The Port is either leading or participating in 16 regional projects with multiple partners to demonstrate low NOx and zero emissions trucks, yard tractors, forklifts and other equipment. The large-scale pilots include alternative fueling and charging infrastructure. The pandemic slowed some projects in 2020.

The Port has already achieved its 2023 CAAP goals for reducing emissions of DPM by 77%, NOx by 59% and SOx by 93%. The Port hit its DPM target in 2012 and its NOx target in 2017. The Port also met and exceeded its SOx reduction goal in 2014, its original milestone for the 93% target. The Port also continues to surpass its 2020 goal of reducing health risk from port-related operations by 85%, first achieved in 2014.

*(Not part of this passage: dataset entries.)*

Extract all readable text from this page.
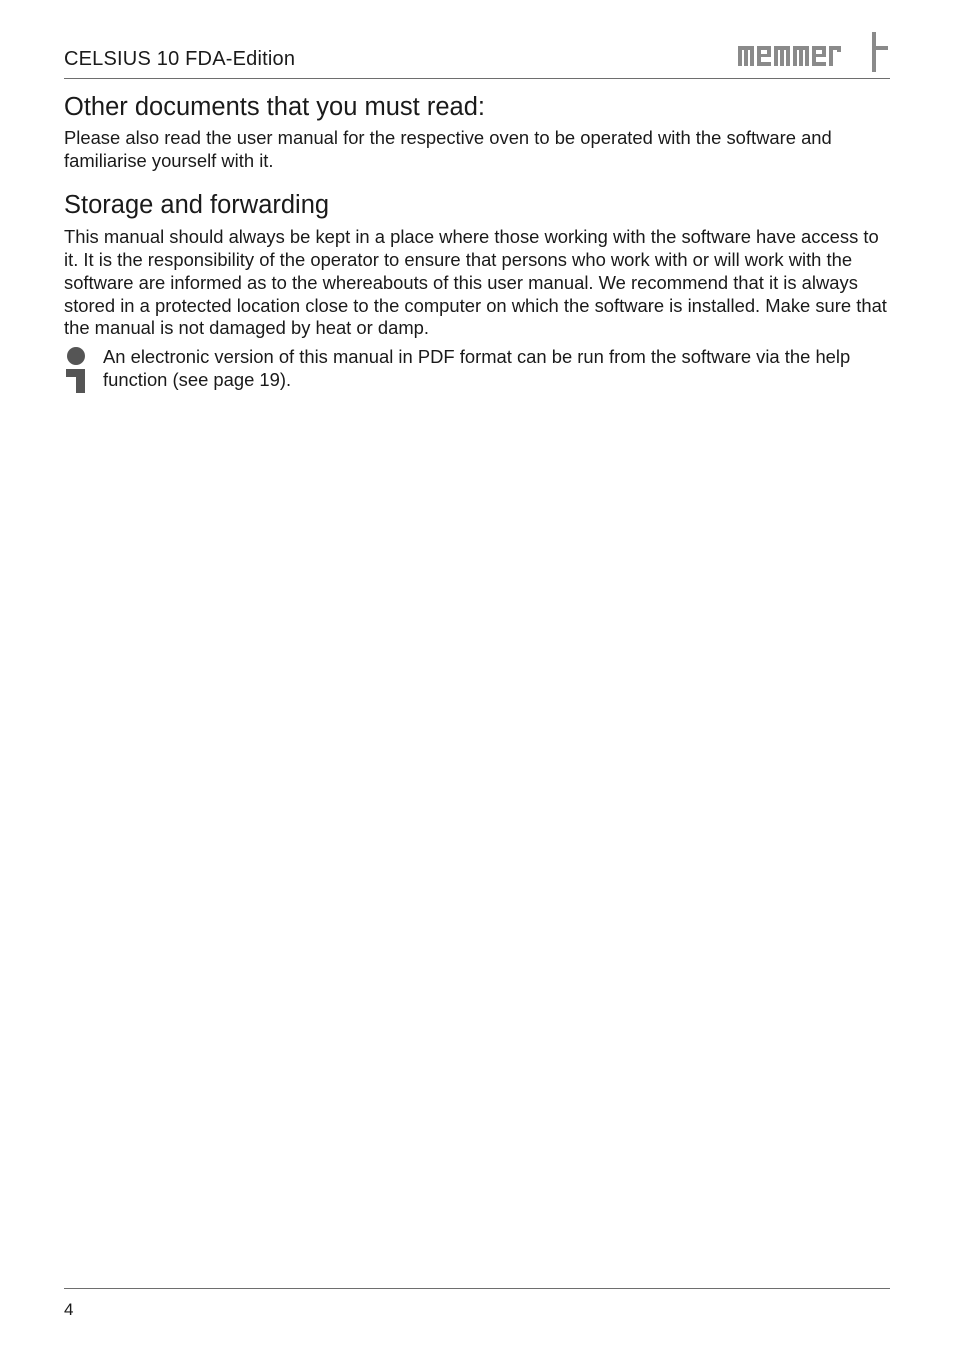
CELSIUS 10 FDA-Edition
Other documents that you must read:

Please also read the user manual for the respective oven to be operated with the software and familiarise yourself with it.

Storage and forwarding

This manual should always be kept in a place where those working with the software have access to it. It is the responsibility of the operator to ensure that persons who work with or will work with the software are informed as to the whereabouts of this user manual. We recommend that it is always stored in a protected location close to the computer on which the software is installed. Make sure that the manual is not damaged by heat or damp.

An electronic version of this manual in PDF format can be run from the software via the help function (see page 19).

4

An analysis of the Port’s clean air gains on a per container basis shows emissions reduction measures are paying off as the cargo volumes grow. However, the ongoing cargo surge in 2021 has caused delays likely to upend some of the Port’s clean air progress.

“Operational efficiency benefits both business and the environment,” said Cannon. “The heavy volume of inbound cargo has led to disruptions across the supply chain, and those impacts will be reflected in next year’s inventory.”

To reduce the current backlog of cargo in marine terminals and ships at anchorage waiting for berth assignments, the Port and its industry partners launched Accelerate Cargo L.A. to proactively arrange for faster pickup of import containers by cargo owners participating in the program. After meeting last week with President Biden and top trade and transportation officials, the Port announced it is also working with cargo owners and supply chain service providers to operate 24/7 in an effort to restore the unimpeded flow of cargo.

North America’s leading seaport by container volume and cargo value, the Port of Los Angeles facilitated $259 billion in trade during 2020. San Pedro Bay port complex operations and commerce facilitate one in nine jobs across the counties of Los Angeles, Orange, Riverside, San Bernardino and Ventura. The Port of Los Angeles has remained open with all terminals operational throughout the COVID-19 pandemic.